2008 Green 15: Efficient blades and cooling combine to fulfill school's sustainability vision


With a student population of less than 4,000, Bryant University in Smithfield, R.I., certainly isn't the largest institution of higher learning in the United States. It's regarded as one of the most wired schools in the world, however, boasting "one port per pillow" in the dorms.

Yet before 2007, the school's IT infrastructure was sorely lacking. It was running 75 servers at a woefully low utilization rate of less than 10 percent -- plus the machines were spread out across three rooms. On top of that, the school determined that the facilities lacked the space, power, and cooling capacity to meet the ever-increasing computing and communication demands of its staff and students.

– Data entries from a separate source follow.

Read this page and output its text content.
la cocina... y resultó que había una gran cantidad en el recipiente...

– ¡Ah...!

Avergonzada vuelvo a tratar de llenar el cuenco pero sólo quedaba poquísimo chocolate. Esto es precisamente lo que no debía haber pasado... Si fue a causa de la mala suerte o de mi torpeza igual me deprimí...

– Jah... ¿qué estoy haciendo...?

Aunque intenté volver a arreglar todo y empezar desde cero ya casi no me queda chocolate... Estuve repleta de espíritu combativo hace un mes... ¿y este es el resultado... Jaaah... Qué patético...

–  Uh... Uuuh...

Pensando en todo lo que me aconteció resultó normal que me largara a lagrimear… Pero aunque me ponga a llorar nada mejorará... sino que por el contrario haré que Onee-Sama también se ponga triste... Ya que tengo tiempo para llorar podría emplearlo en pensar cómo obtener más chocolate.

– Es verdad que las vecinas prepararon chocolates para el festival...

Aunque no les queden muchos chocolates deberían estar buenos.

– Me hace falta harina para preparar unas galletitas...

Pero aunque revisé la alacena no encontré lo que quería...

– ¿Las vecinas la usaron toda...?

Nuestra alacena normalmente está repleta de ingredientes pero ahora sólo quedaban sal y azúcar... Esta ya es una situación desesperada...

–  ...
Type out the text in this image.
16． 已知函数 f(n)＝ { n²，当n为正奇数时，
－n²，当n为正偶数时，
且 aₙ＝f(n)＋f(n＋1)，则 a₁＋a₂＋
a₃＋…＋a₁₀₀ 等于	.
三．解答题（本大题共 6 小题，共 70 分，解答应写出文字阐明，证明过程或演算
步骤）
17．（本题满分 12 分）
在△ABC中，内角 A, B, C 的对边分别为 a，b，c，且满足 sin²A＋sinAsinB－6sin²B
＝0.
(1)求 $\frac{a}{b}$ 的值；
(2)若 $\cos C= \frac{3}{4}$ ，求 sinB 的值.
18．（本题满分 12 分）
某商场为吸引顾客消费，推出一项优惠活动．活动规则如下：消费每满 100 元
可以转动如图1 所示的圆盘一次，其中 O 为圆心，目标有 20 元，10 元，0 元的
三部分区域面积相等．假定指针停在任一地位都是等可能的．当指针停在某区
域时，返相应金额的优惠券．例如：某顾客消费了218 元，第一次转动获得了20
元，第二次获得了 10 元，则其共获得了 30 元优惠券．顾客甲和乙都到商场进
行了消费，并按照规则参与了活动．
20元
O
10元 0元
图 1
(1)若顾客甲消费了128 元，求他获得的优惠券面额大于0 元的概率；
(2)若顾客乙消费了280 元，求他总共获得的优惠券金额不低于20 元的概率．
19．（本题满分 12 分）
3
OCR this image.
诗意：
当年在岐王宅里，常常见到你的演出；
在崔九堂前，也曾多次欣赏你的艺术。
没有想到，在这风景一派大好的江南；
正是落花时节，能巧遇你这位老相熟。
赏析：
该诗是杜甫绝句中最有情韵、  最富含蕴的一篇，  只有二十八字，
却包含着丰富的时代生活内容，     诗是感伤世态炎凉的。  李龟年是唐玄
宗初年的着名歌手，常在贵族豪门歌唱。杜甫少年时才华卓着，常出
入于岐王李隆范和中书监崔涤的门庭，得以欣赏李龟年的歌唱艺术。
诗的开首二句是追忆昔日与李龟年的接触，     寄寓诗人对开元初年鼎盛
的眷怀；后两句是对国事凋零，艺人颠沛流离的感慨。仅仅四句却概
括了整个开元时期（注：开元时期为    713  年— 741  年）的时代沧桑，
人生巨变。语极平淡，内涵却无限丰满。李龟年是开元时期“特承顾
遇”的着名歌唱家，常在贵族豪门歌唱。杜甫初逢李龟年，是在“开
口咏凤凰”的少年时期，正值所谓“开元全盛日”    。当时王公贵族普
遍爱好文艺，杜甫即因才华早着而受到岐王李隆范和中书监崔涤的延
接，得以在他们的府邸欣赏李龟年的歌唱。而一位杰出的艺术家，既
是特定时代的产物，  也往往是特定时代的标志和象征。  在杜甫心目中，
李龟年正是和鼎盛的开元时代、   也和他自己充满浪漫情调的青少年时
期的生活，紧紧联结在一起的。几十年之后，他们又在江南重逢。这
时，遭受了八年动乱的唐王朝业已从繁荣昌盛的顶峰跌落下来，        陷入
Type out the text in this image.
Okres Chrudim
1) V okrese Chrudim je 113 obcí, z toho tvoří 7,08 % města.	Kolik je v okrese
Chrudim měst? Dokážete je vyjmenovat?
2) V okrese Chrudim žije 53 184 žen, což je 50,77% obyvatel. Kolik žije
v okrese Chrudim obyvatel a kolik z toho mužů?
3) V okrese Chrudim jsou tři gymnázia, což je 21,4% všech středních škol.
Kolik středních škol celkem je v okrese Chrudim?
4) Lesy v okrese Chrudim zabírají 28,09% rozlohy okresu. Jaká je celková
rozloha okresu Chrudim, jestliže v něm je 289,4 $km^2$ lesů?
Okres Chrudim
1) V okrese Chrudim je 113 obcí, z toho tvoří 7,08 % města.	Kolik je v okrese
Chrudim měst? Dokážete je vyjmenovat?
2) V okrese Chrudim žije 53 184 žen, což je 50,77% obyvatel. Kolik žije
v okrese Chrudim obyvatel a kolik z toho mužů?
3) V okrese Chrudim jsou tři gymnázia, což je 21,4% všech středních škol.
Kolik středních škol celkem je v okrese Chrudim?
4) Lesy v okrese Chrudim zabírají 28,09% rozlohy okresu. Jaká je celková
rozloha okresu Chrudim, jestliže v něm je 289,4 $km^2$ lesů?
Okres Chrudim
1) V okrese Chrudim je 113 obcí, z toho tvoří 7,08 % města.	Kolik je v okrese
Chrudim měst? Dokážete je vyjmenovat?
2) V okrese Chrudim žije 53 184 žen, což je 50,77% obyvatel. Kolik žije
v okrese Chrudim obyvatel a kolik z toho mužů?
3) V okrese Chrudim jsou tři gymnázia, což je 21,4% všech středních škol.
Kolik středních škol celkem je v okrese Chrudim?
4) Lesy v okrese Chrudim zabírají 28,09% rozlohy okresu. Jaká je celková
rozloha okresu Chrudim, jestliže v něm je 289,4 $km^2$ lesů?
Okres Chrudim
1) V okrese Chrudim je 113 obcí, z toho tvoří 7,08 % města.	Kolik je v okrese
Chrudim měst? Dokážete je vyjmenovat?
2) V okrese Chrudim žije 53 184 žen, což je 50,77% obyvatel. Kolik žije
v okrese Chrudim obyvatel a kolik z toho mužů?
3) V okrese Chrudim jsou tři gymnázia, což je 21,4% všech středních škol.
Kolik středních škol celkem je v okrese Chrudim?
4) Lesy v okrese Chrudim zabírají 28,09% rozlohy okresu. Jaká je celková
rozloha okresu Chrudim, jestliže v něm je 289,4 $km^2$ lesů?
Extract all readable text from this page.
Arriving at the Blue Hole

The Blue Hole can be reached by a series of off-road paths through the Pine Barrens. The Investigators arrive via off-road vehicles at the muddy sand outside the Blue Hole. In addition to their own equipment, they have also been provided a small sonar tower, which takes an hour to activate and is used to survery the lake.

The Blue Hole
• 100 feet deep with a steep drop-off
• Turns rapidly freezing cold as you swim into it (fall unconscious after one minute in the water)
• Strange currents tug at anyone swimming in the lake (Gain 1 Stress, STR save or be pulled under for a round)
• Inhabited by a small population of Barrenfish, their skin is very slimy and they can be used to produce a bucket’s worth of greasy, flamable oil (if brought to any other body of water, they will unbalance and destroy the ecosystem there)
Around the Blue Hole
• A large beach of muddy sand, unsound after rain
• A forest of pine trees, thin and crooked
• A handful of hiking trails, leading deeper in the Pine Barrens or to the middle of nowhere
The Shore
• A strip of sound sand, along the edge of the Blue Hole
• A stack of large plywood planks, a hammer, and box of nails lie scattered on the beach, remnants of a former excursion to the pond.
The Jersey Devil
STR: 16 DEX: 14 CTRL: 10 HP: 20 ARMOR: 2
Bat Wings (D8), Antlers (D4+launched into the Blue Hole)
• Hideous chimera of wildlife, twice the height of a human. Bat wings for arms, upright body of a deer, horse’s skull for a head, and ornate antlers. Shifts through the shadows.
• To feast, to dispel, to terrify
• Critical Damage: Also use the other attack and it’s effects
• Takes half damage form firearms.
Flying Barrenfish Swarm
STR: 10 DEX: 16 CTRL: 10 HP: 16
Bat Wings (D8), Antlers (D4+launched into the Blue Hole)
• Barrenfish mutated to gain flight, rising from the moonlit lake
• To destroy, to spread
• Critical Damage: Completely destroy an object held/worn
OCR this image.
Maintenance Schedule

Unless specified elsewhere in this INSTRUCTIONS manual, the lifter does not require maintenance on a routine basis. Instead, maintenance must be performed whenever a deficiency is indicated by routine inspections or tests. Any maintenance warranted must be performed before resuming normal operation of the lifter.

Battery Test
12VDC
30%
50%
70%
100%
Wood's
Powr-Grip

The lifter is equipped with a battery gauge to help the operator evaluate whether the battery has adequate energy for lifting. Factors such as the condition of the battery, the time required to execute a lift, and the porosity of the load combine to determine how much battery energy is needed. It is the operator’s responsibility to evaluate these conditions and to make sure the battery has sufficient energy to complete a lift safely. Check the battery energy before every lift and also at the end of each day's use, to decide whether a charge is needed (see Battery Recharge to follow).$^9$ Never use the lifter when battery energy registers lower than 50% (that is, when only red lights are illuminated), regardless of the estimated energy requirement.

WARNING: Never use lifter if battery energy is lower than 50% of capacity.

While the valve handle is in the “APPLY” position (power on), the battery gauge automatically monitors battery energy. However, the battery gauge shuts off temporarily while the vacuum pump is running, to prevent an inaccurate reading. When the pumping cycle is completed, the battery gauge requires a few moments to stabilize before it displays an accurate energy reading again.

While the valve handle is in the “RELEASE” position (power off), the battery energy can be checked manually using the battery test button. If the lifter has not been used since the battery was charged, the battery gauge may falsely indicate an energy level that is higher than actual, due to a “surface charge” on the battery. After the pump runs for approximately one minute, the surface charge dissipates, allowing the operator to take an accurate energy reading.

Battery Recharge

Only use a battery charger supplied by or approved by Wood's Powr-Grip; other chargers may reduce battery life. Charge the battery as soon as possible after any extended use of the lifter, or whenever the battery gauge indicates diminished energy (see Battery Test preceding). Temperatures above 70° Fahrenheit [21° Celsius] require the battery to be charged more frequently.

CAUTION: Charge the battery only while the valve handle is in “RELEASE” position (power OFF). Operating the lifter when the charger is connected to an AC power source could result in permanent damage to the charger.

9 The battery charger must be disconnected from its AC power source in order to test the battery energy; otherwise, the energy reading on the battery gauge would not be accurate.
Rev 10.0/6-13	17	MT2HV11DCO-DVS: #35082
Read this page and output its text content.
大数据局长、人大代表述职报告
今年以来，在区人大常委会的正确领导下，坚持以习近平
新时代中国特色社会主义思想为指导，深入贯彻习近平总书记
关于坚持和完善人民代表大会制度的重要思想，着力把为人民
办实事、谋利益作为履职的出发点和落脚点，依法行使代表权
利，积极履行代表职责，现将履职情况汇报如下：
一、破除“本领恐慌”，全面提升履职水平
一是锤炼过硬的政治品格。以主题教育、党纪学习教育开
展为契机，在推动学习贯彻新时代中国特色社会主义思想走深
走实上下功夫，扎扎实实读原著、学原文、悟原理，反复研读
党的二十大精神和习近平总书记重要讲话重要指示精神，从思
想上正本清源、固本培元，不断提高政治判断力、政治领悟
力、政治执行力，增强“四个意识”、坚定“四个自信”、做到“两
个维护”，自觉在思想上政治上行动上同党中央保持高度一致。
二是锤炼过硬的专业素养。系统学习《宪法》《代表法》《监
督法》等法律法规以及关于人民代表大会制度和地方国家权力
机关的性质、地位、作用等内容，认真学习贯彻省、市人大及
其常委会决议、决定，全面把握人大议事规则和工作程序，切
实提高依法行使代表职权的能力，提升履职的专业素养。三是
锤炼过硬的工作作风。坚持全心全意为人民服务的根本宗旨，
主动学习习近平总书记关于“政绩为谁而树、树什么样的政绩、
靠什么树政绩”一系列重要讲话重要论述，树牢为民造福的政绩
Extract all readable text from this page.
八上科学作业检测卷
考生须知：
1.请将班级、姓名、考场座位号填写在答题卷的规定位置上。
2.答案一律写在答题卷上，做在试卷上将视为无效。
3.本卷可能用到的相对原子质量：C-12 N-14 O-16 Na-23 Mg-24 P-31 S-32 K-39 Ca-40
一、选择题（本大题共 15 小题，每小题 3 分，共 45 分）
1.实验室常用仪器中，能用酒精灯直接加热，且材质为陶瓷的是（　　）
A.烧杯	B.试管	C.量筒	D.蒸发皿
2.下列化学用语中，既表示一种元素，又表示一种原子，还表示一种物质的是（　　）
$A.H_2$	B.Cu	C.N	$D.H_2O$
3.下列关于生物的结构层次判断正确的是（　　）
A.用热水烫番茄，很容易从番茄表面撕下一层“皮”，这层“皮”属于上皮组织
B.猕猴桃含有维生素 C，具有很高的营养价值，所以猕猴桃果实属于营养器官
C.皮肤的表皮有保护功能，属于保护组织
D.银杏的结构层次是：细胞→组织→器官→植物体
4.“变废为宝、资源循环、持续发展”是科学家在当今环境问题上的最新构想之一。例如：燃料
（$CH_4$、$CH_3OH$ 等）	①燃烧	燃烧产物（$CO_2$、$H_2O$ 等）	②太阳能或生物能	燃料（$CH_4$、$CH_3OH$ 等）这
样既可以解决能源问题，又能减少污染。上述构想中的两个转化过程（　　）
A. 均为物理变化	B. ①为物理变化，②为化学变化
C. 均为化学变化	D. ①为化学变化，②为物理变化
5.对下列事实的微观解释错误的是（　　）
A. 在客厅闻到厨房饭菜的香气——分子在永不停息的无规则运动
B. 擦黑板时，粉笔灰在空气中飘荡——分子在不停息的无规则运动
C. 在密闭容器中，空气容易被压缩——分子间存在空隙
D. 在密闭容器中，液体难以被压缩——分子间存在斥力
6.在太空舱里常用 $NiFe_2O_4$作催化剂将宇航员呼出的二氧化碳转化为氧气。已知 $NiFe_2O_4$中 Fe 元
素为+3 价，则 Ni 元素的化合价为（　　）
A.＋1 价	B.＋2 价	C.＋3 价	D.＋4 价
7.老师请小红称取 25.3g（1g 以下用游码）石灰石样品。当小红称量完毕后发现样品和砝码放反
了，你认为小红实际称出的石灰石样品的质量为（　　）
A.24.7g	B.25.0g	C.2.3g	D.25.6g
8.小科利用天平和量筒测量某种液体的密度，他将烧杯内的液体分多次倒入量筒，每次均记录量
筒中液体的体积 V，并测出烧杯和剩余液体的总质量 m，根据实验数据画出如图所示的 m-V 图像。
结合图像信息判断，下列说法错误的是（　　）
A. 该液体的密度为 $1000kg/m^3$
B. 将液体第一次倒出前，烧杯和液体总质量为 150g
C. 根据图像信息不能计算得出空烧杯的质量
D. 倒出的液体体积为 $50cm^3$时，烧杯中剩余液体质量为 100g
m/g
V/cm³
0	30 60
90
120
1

[ Discover the techniques used by other 2008 Green 15 winners to make their IT more sustainable. ]

"In the past 10 years, Bryant University has added 144,000 square feet of new facilities and has experienced a 300 percent rise in applications," said CIO Arthur Gloster. "We were not properly set up to handle this growth, and it was time for Bryant University to make a cost-saving and energy-efficient change."

Cooling only what needs to be cool
Bryant enlisted the services of IBM and APC to construct a datacenter built around Big Blue's Scalable Modular Data Center offering -- not unlike Sun's portable Project Blackbox. Built with standardized components, the design lends itself to quick, plug-and-play-like expansion.

Among its energy-saving features is an efficient cooling system that uses what APC dubs in-row cooling. Situated between equipment racks, the units push cold air directly in front of the racks, automatically adjusting cooling levels depending on feedback from a temperature sensor.

This approach is far more efficient than traditional perimeter cooling, where cold air is pumped throughout the entire datacenter, even in areas where it's not needed. "When they come into the datacenter, many people remark that it feels too warm -- they are accustomed to heavily air-conditioned datacenters," said Rich Siedzik, the school's director of computer and telecommunication services.

Virtualized blades save space, power and cooling
Bryant also has fewer servers to cool now: The workloads from the school's 75 underutilized, heterogeneous servers were virtualized onto 40 energy-efficient blades, saving around 50 percent on floor space. Sweetening the move: The school doesn't need to buy a new server each month to keep up with its growing needs. "Previously, [we would have been] buying and installing 12 new physical machines, then paying the additional power and cooling costs over their full lifecycle," Gloster says.

The new architecture has also give the Bryant IT team invaluable visibility of its energy consumption on a per-rack, per-device level, according to Siedzik. They're now installing agents on their messaging platform, which will gather energy metrics at the OS, application, and transaction levels. "We will we be able to trend our usage patterns on these boxes along with the capability to cap power levels during underutilized periods. So our direction is one of visibility, control, and automation," Siedzik says.

All told, the benefits are numerous and pretty impressive: Gloster estimates the modular approach with the smarter cooling is "30 percent more efficient in power and cooling terms alone" compared to a traditional datacenter infrastructure, "both reducing expenditure and underlining the university's commitment to environmental sustainability."